Krystle Marie Reyes, of Salem, Ore. allegedly weaseled more than $2 million from the state by filing a false return using automated TurboTax software, according to a police report obtained by Oregon Live.

Reyes, 25, reported $3 million in wages and claimed $2.1 million in refunds, which worked its way through TurboTax’s system and was approved by the state. Soon enough, a Visa debit card loaded with the refund was in her hands.

What’s bizarre about the situation is how Reyes was caught. She reported another debit card as lost or stolen to the issuer, which apparently saw enough red flags to get the state’s revenue service on the case. The police affidavit doesn’t offer say how much cash was loaded on the second card or whether it was obtained by a fraudulent tax return as well.

When Reyes was taken into custody June 6, she had allegedly spent about $150,000 over a two-month period, including $2,000 on a Dodge Caravan and more than $800 in tires and wheels, according to police. It’s not clear from the report where the rest of the cash went, though it says she spent tens of thousands of dollars per week.

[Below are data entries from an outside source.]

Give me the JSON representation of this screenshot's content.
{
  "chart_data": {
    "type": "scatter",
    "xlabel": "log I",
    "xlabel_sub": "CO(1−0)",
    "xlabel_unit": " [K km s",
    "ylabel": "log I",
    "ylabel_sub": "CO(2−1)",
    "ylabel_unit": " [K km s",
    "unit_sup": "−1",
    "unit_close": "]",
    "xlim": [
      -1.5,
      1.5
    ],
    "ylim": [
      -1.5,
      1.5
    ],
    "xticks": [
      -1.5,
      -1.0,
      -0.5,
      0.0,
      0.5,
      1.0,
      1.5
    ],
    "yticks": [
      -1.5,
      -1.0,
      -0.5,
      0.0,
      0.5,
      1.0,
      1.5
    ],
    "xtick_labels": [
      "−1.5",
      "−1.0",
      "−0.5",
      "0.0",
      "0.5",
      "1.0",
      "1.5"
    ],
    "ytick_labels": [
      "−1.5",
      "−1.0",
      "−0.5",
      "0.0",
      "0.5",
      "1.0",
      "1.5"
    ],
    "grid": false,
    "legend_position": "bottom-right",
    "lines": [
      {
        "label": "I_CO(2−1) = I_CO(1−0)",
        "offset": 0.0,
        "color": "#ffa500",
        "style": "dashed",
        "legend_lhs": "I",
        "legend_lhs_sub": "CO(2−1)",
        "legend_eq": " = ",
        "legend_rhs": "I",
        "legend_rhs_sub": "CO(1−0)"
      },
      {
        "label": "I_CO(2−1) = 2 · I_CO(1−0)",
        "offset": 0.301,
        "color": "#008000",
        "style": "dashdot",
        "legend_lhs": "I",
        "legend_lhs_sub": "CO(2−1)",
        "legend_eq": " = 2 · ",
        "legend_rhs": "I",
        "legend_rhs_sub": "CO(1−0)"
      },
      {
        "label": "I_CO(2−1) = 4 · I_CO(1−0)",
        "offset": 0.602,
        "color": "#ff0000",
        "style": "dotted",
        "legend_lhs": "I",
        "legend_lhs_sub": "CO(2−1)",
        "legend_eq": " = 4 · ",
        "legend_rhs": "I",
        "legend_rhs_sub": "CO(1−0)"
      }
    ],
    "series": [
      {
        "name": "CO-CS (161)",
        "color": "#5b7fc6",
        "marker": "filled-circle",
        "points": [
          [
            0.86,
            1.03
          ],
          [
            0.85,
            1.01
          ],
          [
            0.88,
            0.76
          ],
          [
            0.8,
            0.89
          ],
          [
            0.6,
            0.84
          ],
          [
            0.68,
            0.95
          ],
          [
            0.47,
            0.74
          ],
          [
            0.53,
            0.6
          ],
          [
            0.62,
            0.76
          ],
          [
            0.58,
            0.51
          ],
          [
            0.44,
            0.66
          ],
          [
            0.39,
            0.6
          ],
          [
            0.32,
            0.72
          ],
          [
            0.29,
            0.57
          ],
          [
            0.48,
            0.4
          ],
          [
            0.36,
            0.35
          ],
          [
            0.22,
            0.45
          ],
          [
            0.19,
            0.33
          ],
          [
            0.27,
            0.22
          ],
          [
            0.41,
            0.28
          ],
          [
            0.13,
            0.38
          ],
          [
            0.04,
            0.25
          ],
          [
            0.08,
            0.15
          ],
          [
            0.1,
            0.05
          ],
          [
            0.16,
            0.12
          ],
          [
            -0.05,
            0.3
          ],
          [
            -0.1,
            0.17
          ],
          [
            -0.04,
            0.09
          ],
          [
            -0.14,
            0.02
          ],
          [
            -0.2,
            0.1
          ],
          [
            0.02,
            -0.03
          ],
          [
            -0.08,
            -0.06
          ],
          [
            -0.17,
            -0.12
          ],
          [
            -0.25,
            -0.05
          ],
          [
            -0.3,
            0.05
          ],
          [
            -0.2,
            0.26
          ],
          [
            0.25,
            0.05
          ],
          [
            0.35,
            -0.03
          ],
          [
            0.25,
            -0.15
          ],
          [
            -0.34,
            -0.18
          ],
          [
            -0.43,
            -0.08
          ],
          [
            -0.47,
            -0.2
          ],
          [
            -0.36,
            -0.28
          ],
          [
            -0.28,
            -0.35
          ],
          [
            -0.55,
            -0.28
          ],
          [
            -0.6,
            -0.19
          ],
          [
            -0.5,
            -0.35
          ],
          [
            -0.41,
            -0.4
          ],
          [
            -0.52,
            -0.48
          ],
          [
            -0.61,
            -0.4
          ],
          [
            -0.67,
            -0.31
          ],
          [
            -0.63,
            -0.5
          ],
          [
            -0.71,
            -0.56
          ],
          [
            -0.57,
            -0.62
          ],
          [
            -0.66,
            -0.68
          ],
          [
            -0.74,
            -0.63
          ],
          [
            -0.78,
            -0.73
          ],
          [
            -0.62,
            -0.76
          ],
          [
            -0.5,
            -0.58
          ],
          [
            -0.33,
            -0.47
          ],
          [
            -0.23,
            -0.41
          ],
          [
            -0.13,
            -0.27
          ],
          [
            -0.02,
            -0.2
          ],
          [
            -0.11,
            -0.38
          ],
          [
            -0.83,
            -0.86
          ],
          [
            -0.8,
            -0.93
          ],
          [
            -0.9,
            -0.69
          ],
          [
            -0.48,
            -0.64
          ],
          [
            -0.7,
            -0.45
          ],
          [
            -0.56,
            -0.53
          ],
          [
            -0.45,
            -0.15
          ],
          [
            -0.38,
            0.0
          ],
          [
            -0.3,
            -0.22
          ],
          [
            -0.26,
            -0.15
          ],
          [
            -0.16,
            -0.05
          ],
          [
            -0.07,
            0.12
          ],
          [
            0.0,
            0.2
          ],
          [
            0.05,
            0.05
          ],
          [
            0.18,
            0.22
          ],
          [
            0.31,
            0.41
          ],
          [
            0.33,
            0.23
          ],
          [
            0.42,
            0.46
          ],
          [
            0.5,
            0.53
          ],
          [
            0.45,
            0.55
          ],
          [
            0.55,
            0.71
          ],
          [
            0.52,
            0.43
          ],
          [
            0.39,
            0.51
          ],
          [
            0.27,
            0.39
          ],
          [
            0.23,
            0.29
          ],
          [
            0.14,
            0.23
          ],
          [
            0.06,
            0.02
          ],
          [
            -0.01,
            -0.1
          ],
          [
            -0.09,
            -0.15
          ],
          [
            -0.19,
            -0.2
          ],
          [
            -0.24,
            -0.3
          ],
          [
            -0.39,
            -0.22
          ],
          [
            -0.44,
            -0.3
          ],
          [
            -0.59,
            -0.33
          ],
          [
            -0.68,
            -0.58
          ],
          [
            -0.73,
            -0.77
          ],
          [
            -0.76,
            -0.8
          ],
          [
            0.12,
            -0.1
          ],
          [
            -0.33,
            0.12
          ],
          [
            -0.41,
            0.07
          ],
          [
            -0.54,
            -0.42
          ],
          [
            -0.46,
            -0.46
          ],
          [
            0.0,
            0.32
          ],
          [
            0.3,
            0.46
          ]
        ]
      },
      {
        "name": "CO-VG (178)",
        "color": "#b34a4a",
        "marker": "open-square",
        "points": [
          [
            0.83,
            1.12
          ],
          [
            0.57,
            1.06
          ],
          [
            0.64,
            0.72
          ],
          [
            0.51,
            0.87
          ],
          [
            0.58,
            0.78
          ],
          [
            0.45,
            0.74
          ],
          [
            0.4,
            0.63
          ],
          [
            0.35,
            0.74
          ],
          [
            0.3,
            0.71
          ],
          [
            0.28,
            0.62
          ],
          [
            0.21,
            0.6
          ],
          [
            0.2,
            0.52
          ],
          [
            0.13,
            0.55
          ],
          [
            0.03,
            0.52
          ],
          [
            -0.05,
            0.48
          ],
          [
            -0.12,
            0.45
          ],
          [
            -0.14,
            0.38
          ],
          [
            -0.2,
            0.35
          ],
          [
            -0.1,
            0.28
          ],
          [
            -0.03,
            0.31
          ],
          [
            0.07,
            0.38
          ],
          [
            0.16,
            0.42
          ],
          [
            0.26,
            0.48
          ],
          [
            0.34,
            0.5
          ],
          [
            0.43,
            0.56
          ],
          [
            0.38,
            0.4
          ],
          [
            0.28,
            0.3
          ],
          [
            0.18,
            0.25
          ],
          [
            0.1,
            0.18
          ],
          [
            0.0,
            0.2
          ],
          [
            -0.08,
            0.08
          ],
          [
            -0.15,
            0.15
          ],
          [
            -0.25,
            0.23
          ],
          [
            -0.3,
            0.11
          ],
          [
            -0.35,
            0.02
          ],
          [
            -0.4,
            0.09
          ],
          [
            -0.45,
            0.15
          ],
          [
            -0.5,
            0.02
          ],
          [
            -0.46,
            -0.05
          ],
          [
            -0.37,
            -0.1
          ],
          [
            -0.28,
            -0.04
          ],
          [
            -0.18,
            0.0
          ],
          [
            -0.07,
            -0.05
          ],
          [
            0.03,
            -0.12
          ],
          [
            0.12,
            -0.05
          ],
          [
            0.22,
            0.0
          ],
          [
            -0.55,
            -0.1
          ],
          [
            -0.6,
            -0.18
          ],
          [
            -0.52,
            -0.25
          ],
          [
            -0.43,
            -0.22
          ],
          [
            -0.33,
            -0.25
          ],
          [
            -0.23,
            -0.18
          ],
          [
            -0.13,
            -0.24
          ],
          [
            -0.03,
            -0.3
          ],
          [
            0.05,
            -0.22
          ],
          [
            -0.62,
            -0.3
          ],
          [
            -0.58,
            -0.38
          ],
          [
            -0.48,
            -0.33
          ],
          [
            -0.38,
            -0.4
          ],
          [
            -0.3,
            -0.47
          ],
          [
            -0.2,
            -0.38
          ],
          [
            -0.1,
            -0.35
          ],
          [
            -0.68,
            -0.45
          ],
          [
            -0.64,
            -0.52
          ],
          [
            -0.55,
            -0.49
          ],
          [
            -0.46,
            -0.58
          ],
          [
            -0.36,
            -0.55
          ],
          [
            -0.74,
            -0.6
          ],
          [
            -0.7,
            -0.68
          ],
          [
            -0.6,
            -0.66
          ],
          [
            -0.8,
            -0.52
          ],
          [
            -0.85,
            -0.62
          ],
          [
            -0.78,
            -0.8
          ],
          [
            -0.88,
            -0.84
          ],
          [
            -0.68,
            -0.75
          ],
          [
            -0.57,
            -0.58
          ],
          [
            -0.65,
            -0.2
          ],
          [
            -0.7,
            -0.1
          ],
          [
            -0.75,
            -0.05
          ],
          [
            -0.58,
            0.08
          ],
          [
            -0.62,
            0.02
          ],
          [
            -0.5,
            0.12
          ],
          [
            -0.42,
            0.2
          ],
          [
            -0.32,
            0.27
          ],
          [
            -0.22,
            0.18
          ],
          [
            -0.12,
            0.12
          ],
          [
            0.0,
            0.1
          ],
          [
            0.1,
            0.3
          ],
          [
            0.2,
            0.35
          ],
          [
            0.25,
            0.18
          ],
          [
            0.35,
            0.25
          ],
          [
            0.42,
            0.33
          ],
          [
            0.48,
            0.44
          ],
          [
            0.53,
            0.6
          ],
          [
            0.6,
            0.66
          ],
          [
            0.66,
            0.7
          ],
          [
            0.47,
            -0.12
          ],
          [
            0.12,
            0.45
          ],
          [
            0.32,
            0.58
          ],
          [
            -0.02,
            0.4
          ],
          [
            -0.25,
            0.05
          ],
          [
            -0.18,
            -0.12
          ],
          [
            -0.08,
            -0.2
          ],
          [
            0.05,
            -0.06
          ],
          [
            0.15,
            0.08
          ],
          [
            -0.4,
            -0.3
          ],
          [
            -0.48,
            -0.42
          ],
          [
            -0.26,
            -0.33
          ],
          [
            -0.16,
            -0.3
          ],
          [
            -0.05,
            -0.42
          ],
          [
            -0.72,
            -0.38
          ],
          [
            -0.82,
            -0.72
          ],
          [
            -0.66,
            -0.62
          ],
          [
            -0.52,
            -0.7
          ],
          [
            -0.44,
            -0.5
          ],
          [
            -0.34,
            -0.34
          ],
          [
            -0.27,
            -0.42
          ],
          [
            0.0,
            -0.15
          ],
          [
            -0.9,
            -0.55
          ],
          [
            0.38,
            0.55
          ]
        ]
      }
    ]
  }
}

Her case underscores the debate over whether the IRS should issue refunds via debit cards. On one hand, they’re a boon to unbanked Americans who can’t rely on direct deposits for speedy returns.

But that also means fraudsters can get their hands on cash faster than authorities can catch them. Reyes was running around Salem for two months before authorities cottoned on – and that was only after she practically served herself up on a silver platter by reporting the card stolen.

Oregon may have its own issues to sort out – the state reported $559 million in delinquent taxes in 2010 alone, according to Oregon Live – but tax fraud is running rampant nationwide.

The IRS counted more than 900,000 fraudulent tax returns in 2011 that totaled $6.5 billion – and that’s only counting returns that weren’t actually issued. The IRS told CNN earlier this year it couldn’t estimate how much cash has been doled out to scammers.